CHIC600-无代写|学霸联盟

CHIC600-无代写

时间：2022-12-06

Coursework - CHIC600
Instructions
This assessment is designed to test your knowledge against what you saw during the course. Keeping this in
mind you need to provide descriptive answers and describe the different steps of your analysis. The solutions
to the exercises below should be provided in a PDF that includes the R code, its output (figures, tables
etc. . . ) and the text with the description. My suggestion is to work with a Rmarkdown document. If you are
going to use Rmarkdown please submit both the .Rmd and the PDF file.
Case study 1
The data in the file UN11.csv contains several variables, including ppgdp (the gross national product per
person in U.S. dollars) and fertility (the birth rate per 1000 females), both from the year 2009. The data
are for 199 localities, mostly United Nations (UN) member countries. The data were collected from United
Nations. We are interested in studying the association between fertility and ppgdp.
Exercise 1
• Use exploratory data analysis to summarise the data and generate some assumptions on the relationship
between the variables of interest. Report the graphs produced and describe them.
• Fit a normal linear model with the following systematic component:
µi = β0 + β1ppgdpi
with µi = E[fertilityi]. State the assumptions behind the normal linear model and use diagnostic
analysis to check that they are valid.
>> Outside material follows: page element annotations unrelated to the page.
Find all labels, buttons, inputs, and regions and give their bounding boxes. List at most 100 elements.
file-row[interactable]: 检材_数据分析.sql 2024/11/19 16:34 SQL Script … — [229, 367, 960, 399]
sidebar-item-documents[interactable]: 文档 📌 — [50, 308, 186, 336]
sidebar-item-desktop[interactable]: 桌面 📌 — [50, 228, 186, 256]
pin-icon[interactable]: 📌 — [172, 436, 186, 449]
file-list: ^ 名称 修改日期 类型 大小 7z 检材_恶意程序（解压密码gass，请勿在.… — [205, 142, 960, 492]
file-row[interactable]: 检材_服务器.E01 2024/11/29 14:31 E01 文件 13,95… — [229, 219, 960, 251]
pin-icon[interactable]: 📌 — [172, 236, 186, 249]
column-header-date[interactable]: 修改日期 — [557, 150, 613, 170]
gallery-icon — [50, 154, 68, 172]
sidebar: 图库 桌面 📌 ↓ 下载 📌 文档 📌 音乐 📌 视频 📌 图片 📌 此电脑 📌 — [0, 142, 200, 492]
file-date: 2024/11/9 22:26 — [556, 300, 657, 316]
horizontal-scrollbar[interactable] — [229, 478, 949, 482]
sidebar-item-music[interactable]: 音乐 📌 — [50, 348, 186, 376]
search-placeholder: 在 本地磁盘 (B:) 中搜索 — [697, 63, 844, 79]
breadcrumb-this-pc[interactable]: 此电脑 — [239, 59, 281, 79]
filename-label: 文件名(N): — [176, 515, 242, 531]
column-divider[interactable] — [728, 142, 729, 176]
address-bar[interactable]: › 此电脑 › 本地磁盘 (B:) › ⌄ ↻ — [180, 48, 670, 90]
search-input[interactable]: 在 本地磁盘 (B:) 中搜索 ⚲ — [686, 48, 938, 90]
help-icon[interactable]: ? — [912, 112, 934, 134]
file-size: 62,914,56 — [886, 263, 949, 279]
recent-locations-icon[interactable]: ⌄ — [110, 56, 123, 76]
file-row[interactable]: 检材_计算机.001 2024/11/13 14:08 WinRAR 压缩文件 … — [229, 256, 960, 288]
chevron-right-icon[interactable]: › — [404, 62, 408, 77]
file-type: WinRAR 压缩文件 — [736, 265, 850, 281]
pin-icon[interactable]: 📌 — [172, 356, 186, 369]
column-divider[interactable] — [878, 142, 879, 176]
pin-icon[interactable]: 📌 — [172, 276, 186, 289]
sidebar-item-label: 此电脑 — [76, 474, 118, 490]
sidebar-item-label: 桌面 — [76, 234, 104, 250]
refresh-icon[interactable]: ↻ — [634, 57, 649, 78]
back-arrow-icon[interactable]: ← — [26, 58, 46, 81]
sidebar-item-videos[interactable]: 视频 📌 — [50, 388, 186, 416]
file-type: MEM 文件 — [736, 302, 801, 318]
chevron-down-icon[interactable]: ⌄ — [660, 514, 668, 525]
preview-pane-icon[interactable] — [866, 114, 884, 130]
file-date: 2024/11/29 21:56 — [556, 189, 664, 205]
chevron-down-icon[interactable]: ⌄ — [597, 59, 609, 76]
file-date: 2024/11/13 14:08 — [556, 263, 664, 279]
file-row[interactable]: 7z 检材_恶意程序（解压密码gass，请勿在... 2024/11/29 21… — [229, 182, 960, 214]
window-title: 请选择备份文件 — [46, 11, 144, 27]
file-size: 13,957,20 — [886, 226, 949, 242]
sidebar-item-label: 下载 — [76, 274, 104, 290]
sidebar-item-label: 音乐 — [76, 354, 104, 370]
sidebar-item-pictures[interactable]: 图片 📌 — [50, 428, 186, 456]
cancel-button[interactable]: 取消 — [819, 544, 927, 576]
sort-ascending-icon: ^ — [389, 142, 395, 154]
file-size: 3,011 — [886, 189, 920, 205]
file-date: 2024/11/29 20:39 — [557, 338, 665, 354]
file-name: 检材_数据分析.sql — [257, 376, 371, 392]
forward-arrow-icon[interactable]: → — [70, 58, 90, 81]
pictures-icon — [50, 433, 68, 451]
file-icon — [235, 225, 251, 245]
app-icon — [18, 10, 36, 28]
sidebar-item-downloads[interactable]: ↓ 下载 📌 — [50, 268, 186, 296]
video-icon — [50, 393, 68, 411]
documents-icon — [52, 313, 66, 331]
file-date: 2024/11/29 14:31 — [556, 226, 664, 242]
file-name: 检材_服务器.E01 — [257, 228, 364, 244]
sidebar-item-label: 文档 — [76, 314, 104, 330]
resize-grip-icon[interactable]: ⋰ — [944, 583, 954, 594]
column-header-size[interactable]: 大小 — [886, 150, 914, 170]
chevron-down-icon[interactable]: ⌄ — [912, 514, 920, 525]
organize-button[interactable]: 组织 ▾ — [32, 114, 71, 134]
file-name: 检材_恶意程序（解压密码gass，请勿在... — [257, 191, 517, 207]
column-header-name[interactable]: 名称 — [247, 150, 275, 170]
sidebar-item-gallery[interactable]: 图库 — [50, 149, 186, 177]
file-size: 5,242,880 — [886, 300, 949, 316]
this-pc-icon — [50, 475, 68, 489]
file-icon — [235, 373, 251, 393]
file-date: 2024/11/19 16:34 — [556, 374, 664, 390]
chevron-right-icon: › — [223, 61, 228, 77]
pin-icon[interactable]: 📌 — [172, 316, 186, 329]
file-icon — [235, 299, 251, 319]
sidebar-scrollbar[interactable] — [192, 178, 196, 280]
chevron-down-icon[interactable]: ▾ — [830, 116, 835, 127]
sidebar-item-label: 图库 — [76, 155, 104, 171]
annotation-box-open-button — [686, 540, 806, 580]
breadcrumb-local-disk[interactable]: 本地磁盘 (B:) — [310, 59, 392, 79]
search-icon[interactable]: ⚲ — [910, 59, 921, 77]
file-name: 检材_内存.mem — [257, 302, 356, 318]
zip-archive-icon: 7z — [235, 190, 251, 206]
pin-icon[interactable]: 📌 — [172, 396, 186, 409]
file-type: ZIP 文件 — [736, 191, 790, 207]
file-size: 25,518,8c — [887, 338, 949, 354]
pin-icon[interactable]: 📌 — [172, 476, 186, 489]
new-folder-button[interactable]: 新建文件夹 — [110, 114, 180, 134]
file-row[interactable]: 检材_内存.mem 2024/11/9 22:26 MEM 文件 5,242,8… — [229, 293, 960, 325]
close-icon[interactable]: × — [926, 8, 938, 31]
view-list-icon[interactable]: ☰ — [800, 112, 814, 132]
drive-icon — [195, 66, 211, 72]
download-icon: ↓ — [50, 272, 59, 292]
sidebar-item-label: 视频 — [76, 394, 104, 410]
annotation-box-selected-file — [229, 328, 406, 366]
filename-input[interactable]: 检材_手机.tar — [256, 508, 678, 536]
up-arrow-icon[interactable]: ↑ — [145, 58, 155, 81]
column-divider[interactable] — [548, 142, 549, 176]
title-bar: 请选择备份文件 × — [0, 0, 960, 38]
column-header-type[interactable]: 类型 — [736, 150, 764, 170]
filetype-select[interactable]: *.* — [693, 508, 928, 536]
Could the model be improved? If so, re-fit the model with
appropriate changes.
Exercise 2
• Test the hypothesis that H0 : β1 = 0 against H1 : β1 ̸= 0. Report the p-value for this test and interpret
the result.
• Calculate and report the value of the coefficient of determination R2, and explain its meaning.
• Calculate and report the expected fertility for for a locality with ppgdp = 1000, along with a 95%
confidence interval.
Exercise 3
• Add pctUrban, an indicator of urbanisation, to the regression model. After introducing this variable
in the model, how does this affect the estimates of the regression coefficient for log(ppgdp)? Explain
why.
• Provide an interpretation of the estimated regression coefficient for pctUrban and a measure of uncer-
tainty for this estimate.
1
• After controlling for pctUrban, to what change in expected fertility is a 15% increase in ppgdp associated
with?
Exercise 4
The variable group is a factor with levels oecd for countries that are members of the OECD, the Organization
for Economic Co-operation and Development, africa for countries on the African continent, and other for
all other countries. No OECD countries are located in Africa. Replace pctUrban with group and fit a normal
linear model that has log(ppgdp) and group as explanatory variables.
• Plot the fitted regressions for each group as a function of log(ppgdp) along with confidence intervals.
Now add the observed points to the plot; do you think that we should allow the slopes of this regressions
to vary by group? How can we change the current model to obtain different slopes by group? Apply
this change if you deem that to be appropriate.
Case study 2
The data for this exercise relate to a study of the prevalence of Loa Loa (eyeworm, https://www.cdc.gov/
parasites/loiasis/index.html) in a series of surveys undertaken in 197 villages in Cameroon and southern
Nigeria. The variables are the following:
• longitude: Longitude in degrees.
• latitude: Latitude in degrees.
• examined: Number of people tested.
• infected: Number of positive test results.
• elevation: Height above sea-level in meters.
• mean_ndvi: Mean of all Normalised Difference Vegetation Index (NDVI) values recorded at village
location, 1999-2001
• max_ndvi: Maximum of all NDVI values recorded at village location, 1999-2001
• min_ndvi: Minimum of all NDVI values recorded at village location, 1999-2001
• stdev_ndvi: Standard deviation of all NDVI values recorded at village location, 1999-2001.
Our interest lies in understanding how Loa Loa prevalence (infected / examined) varies according to the
environmental variables provided. This dataset is provided in the loaloa.csv file.
Exercise 1
• Use the empirical logit transformation to achieve almost normality y∗ = log( yi+0.5mi−yi+0.5 ) (with yi the
number of people infected and mi the number of people tested). Produce a histogram of the prevalence
pi = yi/mi and of y∗i .
• Conduct an exploratory analysis to understand what environmental variables could be useful in a
normal linear model that has y∗i as the response variable. Report the produced plots and comment.
• Check also how much these variables are correlated between each other. Why is this something impor-
tant to assess?
Exercise 2
• Assuming that prediction is your main goal, use an appropriate method of variable selection to find
the model with the highest predictive power.
• Explain what would be the most suitable GLM model in this case.
2
• Write down the random and systematic component of your chosen model (use the same explanatory
variables of the final model found in point 4)
Exercise 3
• Fit the GLM model and compute both Wald type and profile likelihood type confidence intervals for
the model parameters. Do they differ?
• Could we use raw residuals (yi − µˆi) for diagnostic plots? Use the appropriate type of residuals to
check model assumptions.
• Interpret the estimated regression coefficients of your chosen GLM.
• Are there alternative GLM models that could be used as an approximation of your chosen model?